I would like to explain how Ballina Greens plan to fund infrastructure and community services investment.

There isn’t a mayoral candidate who doesn’t want an indoor sports centre, swimming pools redeveloped, new Lennox surf club, and the commuter cycleway to Lennox finished – not to mention other programs – for Ballina.

Yet apart from Ballina Greens’ Jeff Johnson, no mayoral candidate has even suggested how to fund the $20 million budget shortfall to provide this infrastructure.

A tendering excess of $500,000 was issued to design the indoor sports centre. The money to actually build it doesn’t exist within the next four years – another report that will gather dust on the shelf. A 2011 report on public swimming pools identified $8 million of urgent maintenance and upgrades needed. A mere $40,000 has been allocated over the next four years.
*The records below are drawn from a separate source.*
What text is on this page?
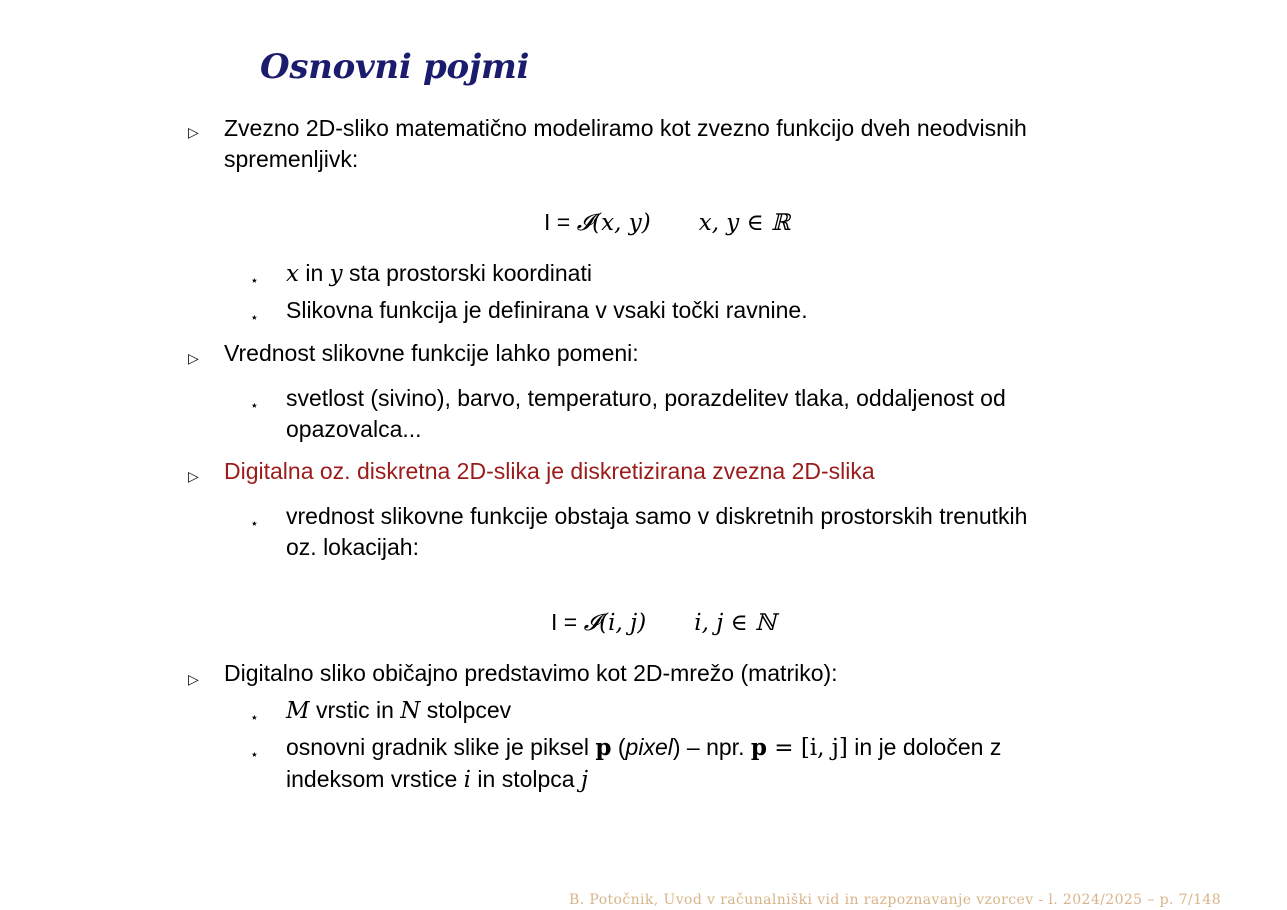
Osnovni pojmi
▷ Zvezno 2D-sliko matematično modeliramo kot zvezno funkcijo dveh neodvisnih
spremenljivk:
I = 𝓘(x, y) x, y ∈ ℝ
⋆ x in y sta prostorski koordinati
⋆ Slikovna funkcija je definirana v vsaki točki ravnine.
▷ Vrednost slikovne funkcije lahko pomeni:
⋆ svetlost (sivino), barvo, temperaturo, porazdelitev tlaka, oddaljenost od
opazovalca...
▷ Digitalna oz. diskretna 2D-slika je diskretizirana zvezna 2D-slika
⋆ vrednost slikovne funkcije obstaja samo v diskretnih prostorskih trenutkih
oz. lokacijah:
I = 𝓘(i, j) i, j ∈ ℕ
▷ Digitalno sliko običajno predstavimo kot 2D-mrežo (matriko):
⋆ M vrstic in N stolpcev
⋆ osnovni gradnik slike je piksel p (pixel) – npr. p = [i, j] in je določen z
indeksom vrstice i in stolpca j
B. Potočnik, Uvod v računalniški vid in razpoznavanje vzorcev - l. 2024/2025 – p. 7/148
Ballina Greens will implement three steps to fill the $20 million hole.

· An organisational review.

Managers are managing managers in this council. An independent organisational review would refocus council on its core job, delivering community infrastructure and services. That’s at least

$500,000 saved annually without compromising service levels. Fewer suits and more boots! The savings can go toward services and infrastructure such as playgrounds, skateparks, footpaths.

· An aggressive approach to winning government grants.

There are grants a-plenty, particularly in community services and parks/reserves, that council never applies for. A dedicated staff member can work on maximising our grants attracting capability. Cash can then flow to support existing programs and improve community services.

· Reallocating commercial property portfolio and industrial land banks capital towards four-year infrastructure delivery.

More than $11 million of ratepayer funds have been diverted into speculative commercial property investments over the past eight years. These have not been appreciating in value. Put that money with 50/50 grant funding into infrastructure delivery 2013–2016. The $11 million could be 100 per cent leveraged to $22 million.

Public money should deliver community projects, not be diverted into property. This election’s big question is ‘What do you most want? An investment property portfolio? Or a cycleway and a safe heated public pool available all year round?’

Beware of double-speak from the other candidates. Ballina Greens have identified the delivery of community infrastructure as a priority. And they have outlined a plan to deliver it within the next four years.